NOVEMBER 20, 2005 --

Apparently the latest basis to denounce the Administration's policy on Iraq is that American forces are "magnets" attracting attack from insurgents.

LPR heard this observation the day it was
reported that more than 70 Iraqis were killed at two mosques by suicide bombers.

LPR is reminded how Israeli Prime Minister Menachem Begin noted that the Jews were being blamed for a massacre in Lebanon of Moslems by Christians. Here it would seem: Iraqi suicide bombers kill Iraqis and they blame the United States.

Congressman Murtha's call for U.S. forces to be withdrawn immediately from Iraq included the suggestion that officials who do not have military service have no right to respond to him.

LPR is reminded of "Command Decision," a World War II movie about our bombing policy in Europe. The film included one scene in which a member of Congress was criticized by colleagues for meddling in military matters.

A New York Times book, World War II: The Axis Assault, 1939-1942 includes the text of a Times editorial on the fall of Corregidor to the Japanese.

"This is not the time to ask who was most to blame." That is what the Times wrote.
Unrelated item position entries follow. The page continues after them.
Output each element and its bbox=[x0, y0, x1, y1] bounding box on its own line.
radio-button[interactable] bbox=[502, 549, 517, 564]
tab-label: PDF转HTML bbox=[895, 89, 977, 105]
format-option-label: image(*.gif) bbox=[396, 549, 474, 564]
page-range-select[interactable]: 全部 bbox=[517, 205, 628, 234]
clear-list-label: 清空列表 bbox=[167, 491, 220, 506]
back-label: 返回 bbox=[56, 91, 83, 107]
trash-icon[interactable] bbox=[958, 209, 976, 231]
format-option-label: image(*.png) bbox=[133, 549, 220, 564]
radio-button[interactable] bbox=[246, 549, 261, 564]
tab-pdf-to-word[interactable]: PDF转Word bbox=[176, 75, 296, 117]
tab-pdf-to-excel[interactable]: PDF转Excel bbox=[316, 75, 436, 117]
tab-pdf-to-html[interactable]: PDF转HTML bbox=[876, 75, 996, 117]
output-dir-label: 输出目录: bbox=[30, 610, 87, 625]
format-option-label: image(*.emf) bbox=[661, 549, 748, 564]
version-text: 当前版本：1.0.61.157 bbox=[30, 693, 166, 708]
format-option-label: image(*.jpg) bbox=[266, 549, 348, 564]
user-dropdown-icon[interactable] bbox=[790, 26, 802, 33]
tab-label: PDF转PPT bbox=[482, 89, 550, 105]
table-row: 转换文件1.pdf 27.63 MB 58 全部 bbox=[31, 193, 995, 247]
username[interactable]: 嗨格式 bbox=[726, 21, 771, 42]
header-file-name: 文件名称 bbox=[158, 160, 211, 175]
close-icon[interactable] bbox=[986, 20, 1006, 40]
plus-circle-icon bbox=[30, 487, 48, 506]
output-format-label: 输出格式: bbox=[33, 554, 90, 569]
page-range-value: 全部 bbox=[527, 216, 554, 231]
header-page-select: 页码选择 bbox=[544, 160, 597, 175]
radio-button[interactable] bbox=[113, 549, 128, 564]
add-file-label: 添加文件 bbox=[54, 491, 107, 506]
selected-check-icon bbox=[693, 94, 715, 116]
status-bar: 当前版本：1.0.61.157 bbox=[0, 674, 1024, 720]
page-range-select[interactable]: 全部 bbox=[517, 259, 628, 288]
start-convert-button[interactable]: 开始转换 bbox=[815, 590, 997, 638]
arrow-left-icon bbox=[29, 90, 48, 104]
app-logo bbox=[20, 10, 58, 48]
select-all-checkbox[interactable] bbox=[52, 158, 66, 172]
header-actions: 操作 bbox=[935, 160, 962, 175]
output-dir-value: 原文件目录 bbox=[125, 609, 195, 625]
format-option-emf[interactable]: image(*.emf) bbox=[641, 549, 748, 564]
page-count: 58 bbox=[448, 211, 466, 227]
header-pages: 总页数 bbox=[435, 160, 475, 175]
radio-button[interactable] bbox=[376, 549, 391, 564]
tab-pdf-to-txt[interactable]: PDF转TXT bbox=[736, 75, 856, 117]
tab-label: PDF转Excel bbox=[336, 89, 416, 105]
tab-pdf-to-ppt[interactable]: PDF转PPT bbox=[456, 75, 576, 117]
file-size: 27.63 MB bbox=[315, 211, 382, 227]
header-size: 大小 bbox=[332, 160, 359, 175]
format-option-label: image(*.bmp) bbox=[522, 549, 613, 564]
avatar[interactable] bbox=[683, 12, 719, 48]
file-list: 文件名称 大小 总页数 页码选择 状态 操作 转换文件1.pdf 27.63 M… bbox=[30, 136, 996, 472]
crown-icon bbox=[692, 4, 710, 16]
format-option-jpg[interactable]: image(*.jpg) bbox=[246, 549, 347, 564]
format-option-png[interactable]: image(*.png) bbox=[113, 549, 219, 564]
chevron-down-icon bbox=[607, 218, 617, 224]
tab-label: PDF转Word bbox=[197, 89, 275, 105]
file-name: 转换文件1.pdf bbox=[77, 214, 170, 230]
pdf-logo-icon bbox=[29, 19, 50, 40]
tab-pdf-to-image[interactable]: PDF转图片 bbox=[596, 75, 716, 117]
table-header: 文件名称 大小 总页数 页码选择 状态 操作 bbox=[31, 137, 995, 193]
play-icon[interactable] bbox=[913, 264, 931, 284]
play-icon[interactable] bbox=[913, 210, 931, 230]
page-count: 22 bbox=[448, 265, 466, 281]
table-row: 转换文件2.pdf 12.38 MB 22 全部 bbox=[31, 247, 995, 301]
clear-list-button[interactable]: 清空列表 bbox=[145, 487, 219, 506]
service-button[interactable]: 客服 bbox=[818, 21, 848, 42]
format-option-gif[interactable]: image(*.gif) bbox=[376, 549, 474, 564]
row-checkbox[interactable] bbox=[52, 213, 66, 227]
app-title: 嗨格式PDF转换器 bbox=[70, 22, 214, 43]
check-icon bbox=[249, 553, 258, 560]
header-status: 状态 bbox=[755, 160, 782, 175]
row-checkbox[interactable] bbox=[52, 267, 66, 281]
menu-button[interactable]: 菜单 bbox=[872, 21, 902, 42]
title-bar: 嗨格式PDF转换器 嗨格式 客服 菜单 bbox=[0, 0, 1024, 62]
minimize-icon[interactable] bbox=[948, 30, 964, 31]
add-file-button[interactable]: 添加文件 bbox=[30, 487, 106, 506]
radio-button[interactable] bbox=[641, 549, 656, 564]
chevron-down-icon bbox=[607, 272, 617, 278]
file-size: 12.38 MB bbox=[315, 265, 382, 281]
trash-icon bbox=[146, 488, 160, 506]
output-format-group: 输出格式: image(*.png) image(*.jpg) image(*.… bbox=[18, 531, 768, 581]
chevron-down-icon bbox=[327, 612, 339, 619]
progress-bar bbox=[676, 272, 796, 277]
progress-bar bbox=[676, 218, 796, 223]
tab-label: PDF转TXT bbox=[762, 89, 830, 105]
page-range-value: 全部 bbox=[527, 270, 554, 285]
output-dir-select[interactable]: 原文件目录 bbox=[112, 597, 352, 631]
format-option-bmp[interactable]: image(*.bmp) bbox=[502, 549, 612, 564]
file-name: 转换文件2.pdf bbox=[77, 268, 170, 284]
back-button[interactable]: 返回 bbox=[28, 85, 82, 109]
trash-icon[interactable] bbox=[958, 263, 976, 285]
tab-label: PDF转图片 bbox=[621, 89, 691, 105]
May 7, 1942, on our defeat at Corregidor.

The editorial went on to assert: "It is for us to hope that never again will American soldiers be compelled to fight such a
battle, and that from this time forward their naked courage will be clothed with force, with airplanes, with ships, with tanks, with the reasonable chance -- and that is all they ask -- of victory."

The Times editorial urged the American people to resolve "that no jealousies, no intolerancse, no greeds, no ambitions shall rob" American troops "of the least
thing they need."

What a different time it was, 60 years ago -- when politics stopped at the water's edge and The New York Times concluded its May 7, 1942 editorial on the fall of Corregidor by asking the American people to commit themselves "until the cause for which some died and others still suffer has won the day."

Those who view administration policy on Iraq as a wreck have not made clear just what cause they want to win the day.